Your Delphi routine does not define a calling convention in its declaration, so it will not use stdcall according to your import. It will use the default Delphi register convention, which pushes the first few parameters into registers, rather than onto the stack. If you can modify the Delhpi DLL, add stdcall; after the announcement and adjustment, and your calling agreement will be consistent.
The table below summarizes the calling conventions.

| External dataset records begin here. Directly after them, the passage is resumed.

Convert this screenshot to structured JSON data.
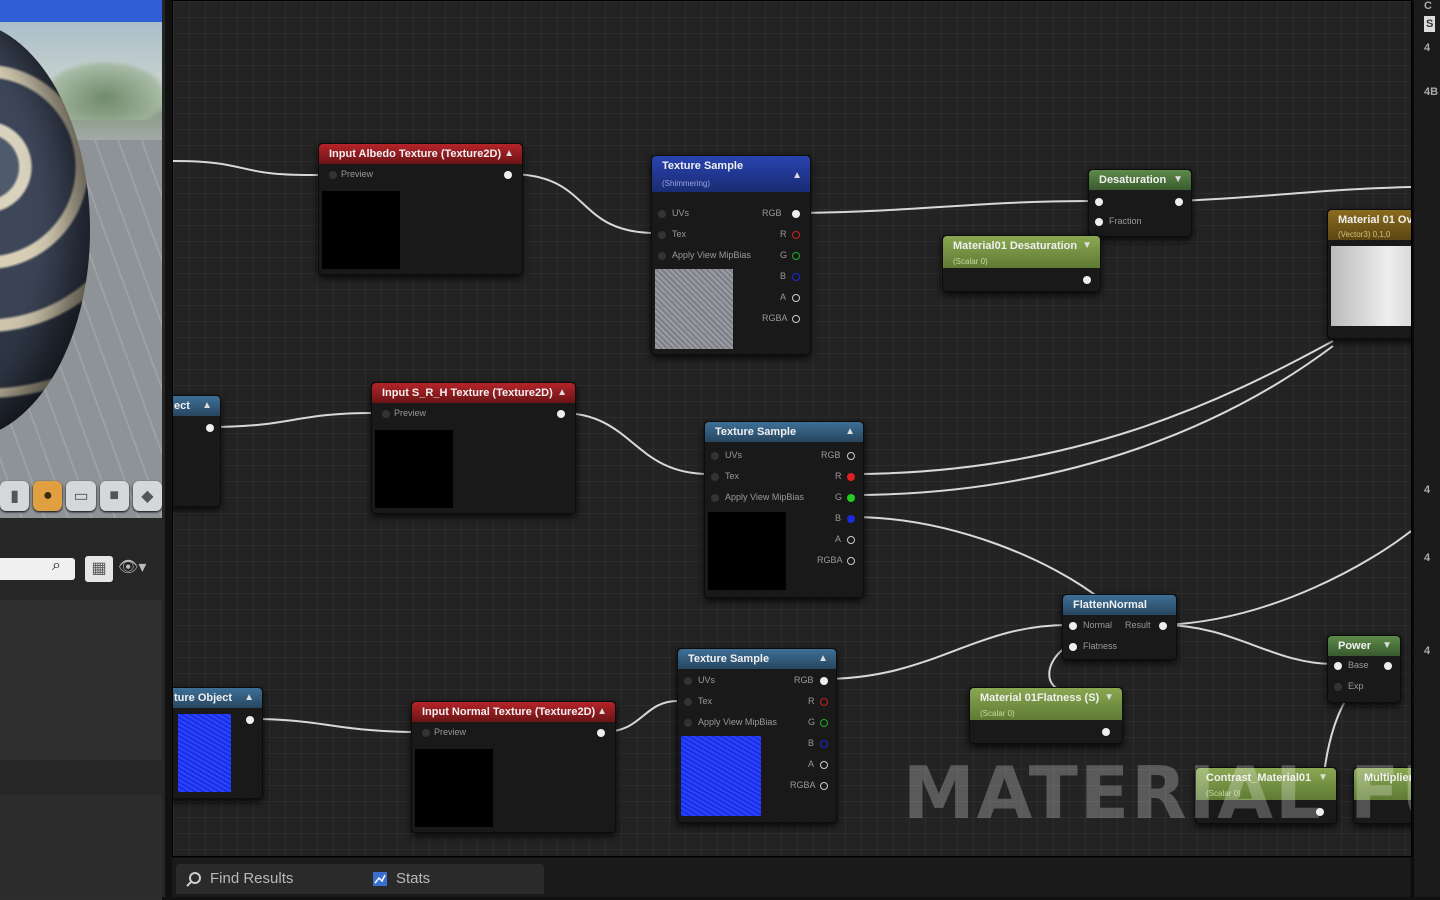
{
  "nodes": {
    "albedo": {
      "title": "Input Albedo Texture (Texture2D)",
      "pin": "Preview"
    },
    "sample1": {
      "title": "Texture Sample",
      "subtitle": "(Shimmering)",
      "pins_in": [
        "UVs",
        "Tex",
        "Apply View MipBias"
      ],
      "pins_out": [
        "RGB",
        "R",
        "G",
        "B",
        "A",
        "RGBA"
      ]
    },
    "desat": {
      "title": "Desaturation",
      "pin": "Fraction"
    },
    "mat_desat": {
      "title": "Material01 Desaturation",
      "subtitle": "(Scalar 0)"
    },
    "mat01": {
      "title": "Material 01 Ov",
      "subtitle": "(Vector3) 0,1,0"
    },
    "srh": {
      "title": "Input S_R_H Texture (Texture2D)",
      "pin": "Preview"
    },
    "obj_top": {
      "title": "ect"
    },
    "sample2": {
      "title": "Texture Sample",
      "pins_in": [
        "UVs",
        "Tex",
        "Apply View MipBias"
      ],
      "pins_out": [
        "RGB",
        "R",
        "G",
        "B",
        "A",
        "RGBA"
      ]
    },
    "flatten": {
      "title": "FlattenNormal",
      "pins_in": [
        "Normal",
        "Flatness"
      ],
      "pin_out": "Result"
    },
    "power": {
      "title": "Power",
      "pins_in": [
        "Base",
        "Exp"
      ]
    },
    "obj_bottom": {
      "title": "ture Object"
    },
    "normal": {
      "title": "Input Normal Texture (Texture2D)",
      "pin": "Preview"
    },
    "sample3": {
      "title": "Texture Sample",
      "pins_in": [
        "UVs",
        "Tex",
        "Apply View MipBias"
      ],
      "pins_out": [
        "RGB",
        "R",
        "G",
        "B",
        "A",
        "RGBA"
      ]
    },
    "mat_flat": {
      "title": "Material 01Flatness (S)",
      "subtitle": "(Scalar 0)"
    },
    "contrast": {
      "title": "Contrast_Material01",
      "subtitle": "(Scalar 0)"
    },
    "multiplier": {
      "title": "Multiplier"
    }
  },
  "watermark": "MATERIAL FUNCTION",
  "tabs": [
    {
      "label": "Find Results",
      "icon": "find-results-icon"
    },
    {
      "label": "Stats",
      "icon": "stats-icon"
    }
  ],
  "right_markers": [
    "C",
    "S",
    "4",
    "4B",
    "4",
    "4",
    "4"
  ],
  "colors": {
    "red_header": "#b4242a",
    "blue_header": "#2944b0",
    "green_header": "#5d8b4a",
    "accent_orange": "#e0a040"
  }
}
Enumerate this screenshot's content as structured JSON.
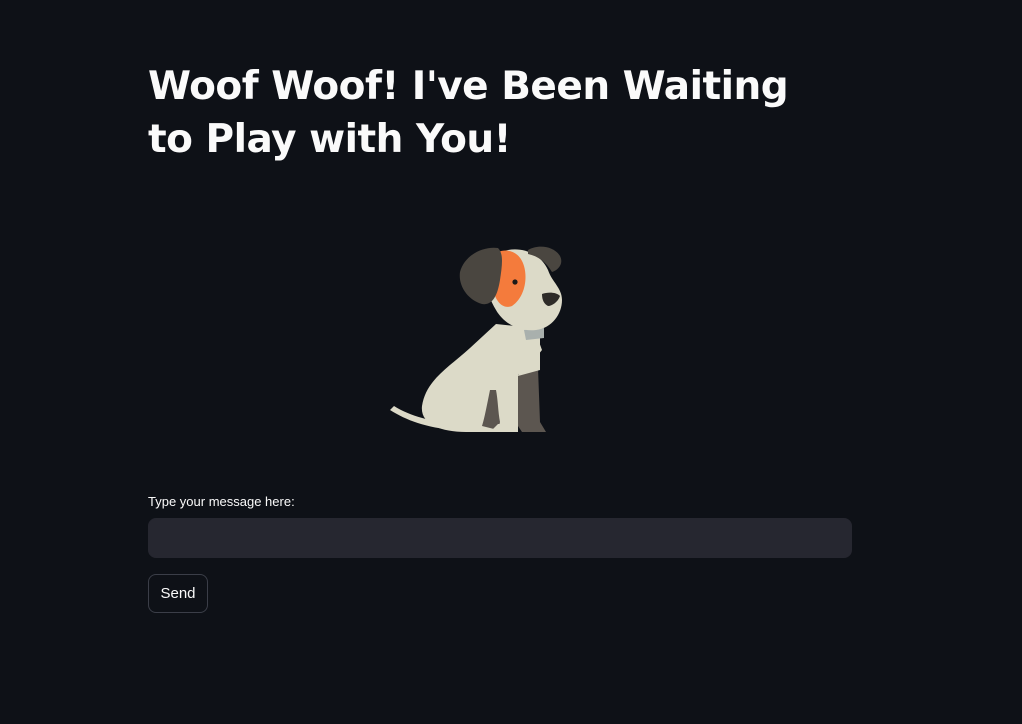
{
  "page": {
    "title": "Woof Woof! I've Been Waiting to Play with You!"
  },
  "image": {
    "icon": "sitting-dog-illustration"
  },
  "chat": {
    "input_label": "Type your message here:",
    "input_value": "",
    "input_placeholder": "",
    "send_label": "Send"
  },
  "colors": {
    "background": "#0e1117",
    "input_background": "#262730",
    "text": "#fafafa",
    "dog_body": "#dcdac8",
    "dog_ear": "#4a4640",
    "dog_patch": "#f47b3c"
  }
}
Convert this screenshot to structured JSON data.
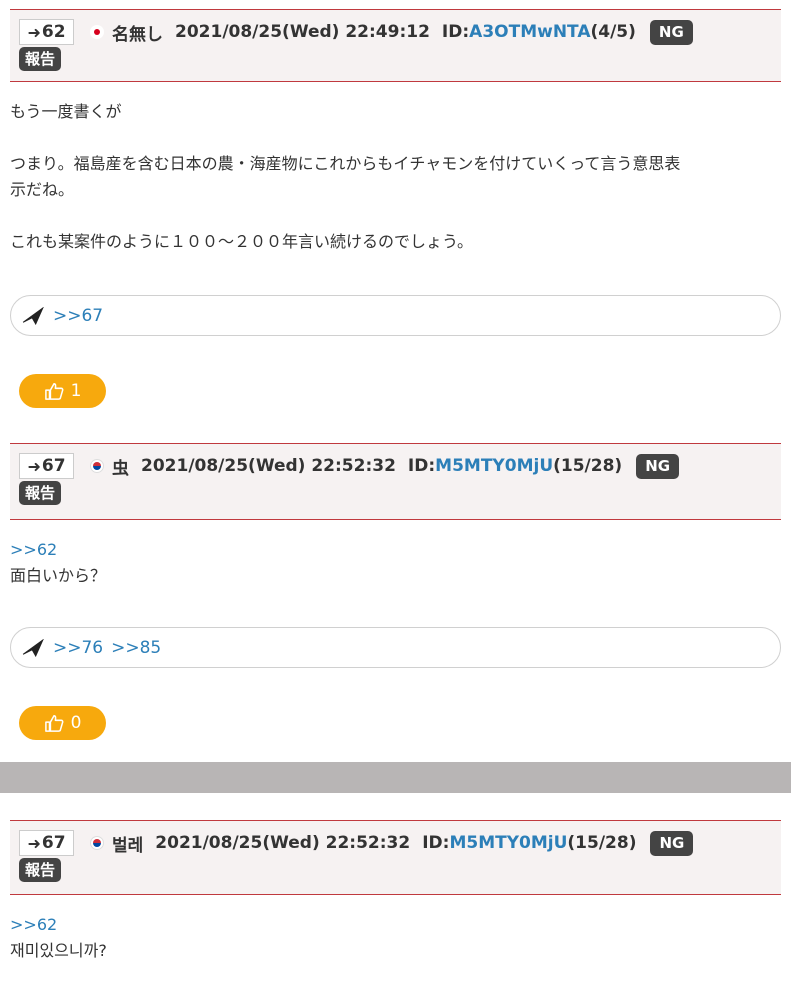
{
  "posts": [
    {
      "number": "62",
      "name": "名無し",
      "datetime": "2021/08/25(Wed) 22:49:12",
      "id_label": "ID:",
      "id_value": "A3OTMwNTA",
      "id_count": "(4/5)",
      "ng_label": "NG",
      "report_label": "報告",
      "body_lines": [
        "もう一度書くが",
        "",
        "つまり。福島産を含む日本の農・海産物にこれからもイチャモンを付けていくって言う意思表",
        "示だね。",
        "",
        "これも某案件のように１００～２００年言い続けるのでしょう。"
      ],
      "replies": [
        ">>67"
      ],
      "likes": "1"
    },
    {
      "number": "67",
      "name": "虫",
      "datetime": "2021/08/25(Wed) 22:52:32",
      "id_label": "ID:",
      "id_value": "M5MTY0MjU",
      "id_count": "(15/28)",
      "ng_label": "NG",
      "report_label": "報告",
      "body_anchor": ">>62",
      "body_lines": [
        "面白いから？"
      ],
      "replies": [
        ">>76",
        ">>85"
      ],
      "likes": "0"
    },
    {
      "number": "67",
      "name": "벌레",
      "datetime": "2021/08/25(Wed) 22:52:32",
      "id_label": "ID:",
      "id_value": "M5MTY0MjU",
      "id_count": "(15/28)",
      "ng_label": "NG",
      "report_label": "報告",
      "body_anchor": ">>62",
      "body_lines": [
        "재미있으니까?"
      ]
    }
  ],
  "icons": {
    "resnum": "share-arrow-icon",
    "flag_jp": "flag-jp-icon",
    "flag_kr": "flag-kr-icon",
    "replies": "paper-plane-icon",
    "like": "thumbs-up-icon"
  },
  "colors": {
    "header_border": "#c0393e",
    "header_bg": "#f6f2f2",
    "link": "#2c7fb8",
    "like": "#f7a90d",
    "button_dark": "#444444",
    "divider": "#b8b5b5"
  }
}
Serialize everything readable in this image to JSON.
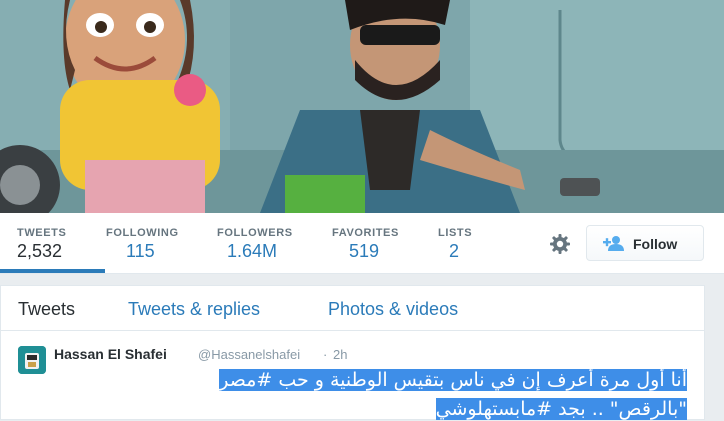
{
  "stats": [
    {
      "label": "TWEETS",
      "value": "2,532"
    },
    {
      "label": "FOLLOWING",
      "value": "115"
    },
    {
      "label": "FOLLOWERS",
      "value": "1.64M"
    },
    {
      "label": "FAVORITES",
      "value": "519"
    },
    {
      "label": "LISTS",
      "value": "2"
    }
  ],
  "follow_button": {
    "label": "Follow",
    "icon": "add-user-icon"
  },
  "settings_icon": "gear-icon",
  "timeline_tabs": [
    {
      "label": "Tweets"
    },
    {
      "label": "Tweets & replies"
    },
    {
      "label": "Photos & videos"
    }
  ],
  "tweet": {
    "name": "Hassan El Shafei",
    "handle": "@Hassanelshafei",
    "separator": "·",
    "time": "2h",
    "line1": "أنا أول مرة أعرف إن في ناس بتقيس الوطنية و حب #مصر",
    "line2": "\"بالرقص\" .. بجد #مابستهلوشي"
  },
  "colors": {
    "link": "#2b7bb9",
    "text": "#292f33",
    "muted": "#66757f",
    "selection": "#3e8ee8"
  }
}
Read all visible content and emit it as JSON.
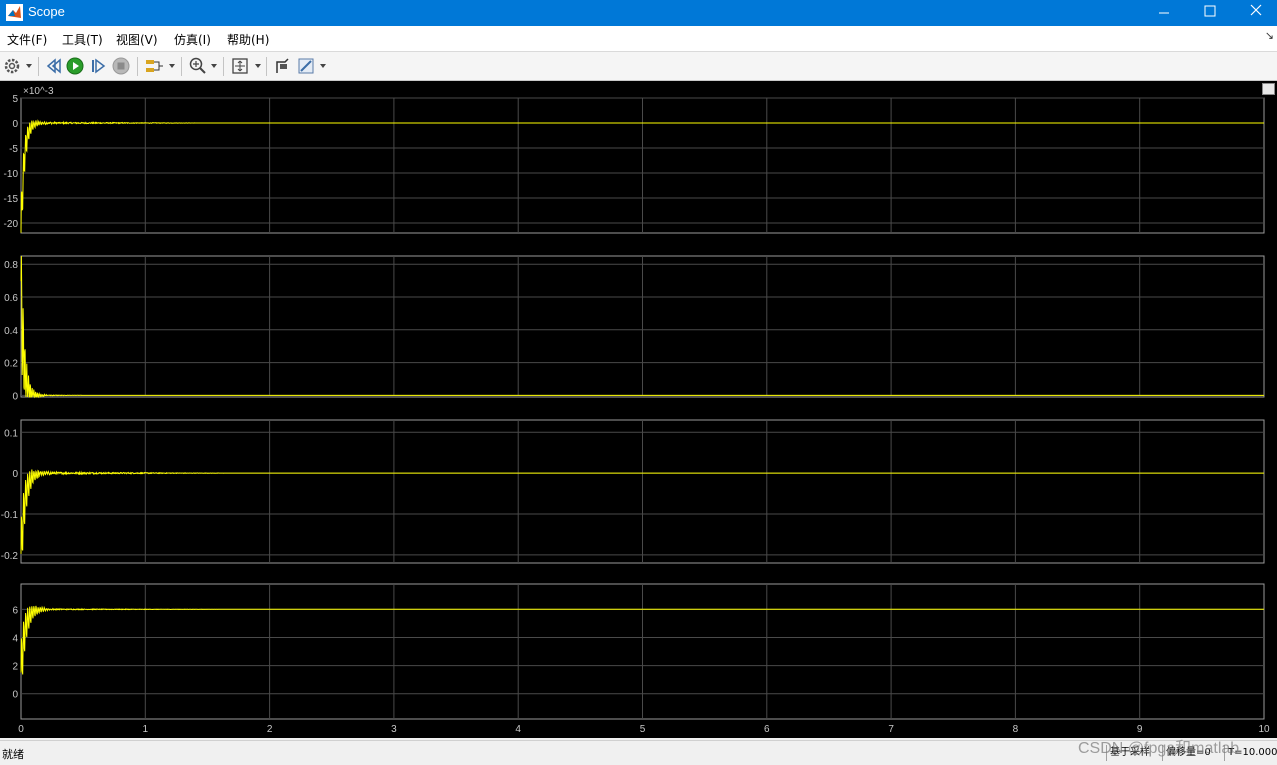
{
  "window": {
    "title": "Scope"
  },
  "menu": [
    {
      "label": "文件(F)"
    },
    {
      "label": "工具(T)"
    },
    {
      "label": "视图(V)"
    },
    {
      "label": "仿真(I)"
    },
    {
      "label": "帮助(H)"
    }
  ],
  "toolbar": {
    "icons": [
      "settings-gear-icon",
      "step-back-icon",
      "run-icon",
      "step-forward-icon",
      "stop-icon",
      "signal-selector-icon",
      "zoom-in-icon",
      "fit-to-view-icon",
      "highlight-block-icon",
      "style-icon"
    ]
  },
  "colors": {
    "plot_bg": "#000000",
    "trace": "#ffff00",
    "grid": "#4a4a4a",
    "axis_text": "#c8c8c8",
    "titlebar": "#0078d7"
  },
  "status": {
    "ready": "就绪",
    "sample_based": "基于采样",
    "offset": "偏移量=0",
    "time": "T=10.000"
  },
  "watermark": "CSDN @fpga和matlab",
  "chart_data": [
    {
      "type": "line",
      "xlim": [
        0,
        10
      ],
      "ylim": [
        -0.022,
        0.005
      ],
      "y_exponent": "×10^-3",
      "ytick_labels": [
        "5",
        "0",
        "-5",
        "-10",
        "-15",
        "-20"
      ],
      "ytick_values": [
        0.005,
        0,
        -0.005,
        -0.01,
        -0.015,
        -0.02
      ],
      "series": [
        {
          "settle": 0,
          "start": -0.022,
          "amp": 0.006,
          "freq": 60,
          "decay": 20,
          "noise": 0.0002,
          "noise_until": 1.5
        }
      ]
    },
    {
      "type": "line",
      "xlim": [
        0,
        10
      ],
      "ylim": [
        -0.01,
        0.85
      ],
      "ytick_labels": [
        "0.8",
        "0.6",
        "0.4",
        "0.2",
        "0"
      ],
      "ytick_values": [
        0.8,
        0.6,
        0.4,
        0.2,
        0
      ],
      "series": [
        {
          "settle": 0,
          "start": 0.7,
          "amp": 0.4,
          "freq": 70,
          "decay": 25,
          "noise": 0.004,
          "noise_until": 0.5
        }
      ]
    },
    {
      "type": "line",
      "xlim": [
        0,
        10
      ],
      "ylim": [
        -0.22,
        0.13
      ],
      "ytick_labels": [
        "0.1",
        "0",
        "-0.1",
        "-0.2"
      ],
      "ytick_values": [
        0.1,
        0,
        -0.1,
        -0.2
      ],
      "series": [
        {
          "settle": 0,
          "start": -0.2,
          "amp": 0.08,
          "freq": 60,
          "decay": 16,
          "noise": 0.003,
          "noise_until": 1.7
        }
      ]
    },
    {
      "type": "line",
      "xlim": [
        0,
        10
      ],
      "ylim": [
        -1.8,
        7.8
      ],
      "ytick_labels": [
        "6",
        "4",
        "2",
        "0"
      ],
      "ytick_values": [
        6,
        4,
        2,
        0
      ],
      "series": [
        {
          "settle": 6,
          "start": 1.5,
          "amp": 2.2,
          "freq": 60,
          "decay": 16,
          "noise": 0.04,
          "noise_until": 1.7
        }
      ]
    }
  ],
  "xtick_labels": [
    "0",
    "1",
    "2",
    "3",
    "4",
    "5",
    "6",
    "7",
    "8",
    "9",
    "10"
  ]
}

Directive Parameter order Clean-up Passes parameters in registers? --------- --------------- -------- ------------------------------- register Left-to-right Routine Yes pascal Left-to-right Routine No cdecl Right-to-left Caller No stdcall Right-to-left Routine No safecall Right-to-left Routine No
If you look at the .NET documentation, there does not seem to be a calling convention that matches the Delphi register convention (see table below), so I think the only option would be to change the convention in the Delphi DLL.
Member name Description ----------- ------------------------ Cdecl The caller cleans the stack. This enables calling functions with varargs, which makes it appropriate to use for methods that accept a variable number of parameters, such as Printf. FastCall This calling convention is not supported. StdCall The callee cleans the stack. This is the default convention for calling unmanaged functions with platform invoke. ThisCall The first parameter is the this pointer and is stored in register ECX. Other parameters are pushed on the stack. This calling convention is used to call methods on classes exported from an unmanaged DLL. Winapi Supported by the .NET Compact Framework. This member is not actually a calling convention, but instead uses the default platform calling convention. For example, on Windows the default is StdCall and on Windows CE .NET it is Cdecl.
Your Delphi (6) Pchar (null terminated ANSI string pointer) looks right.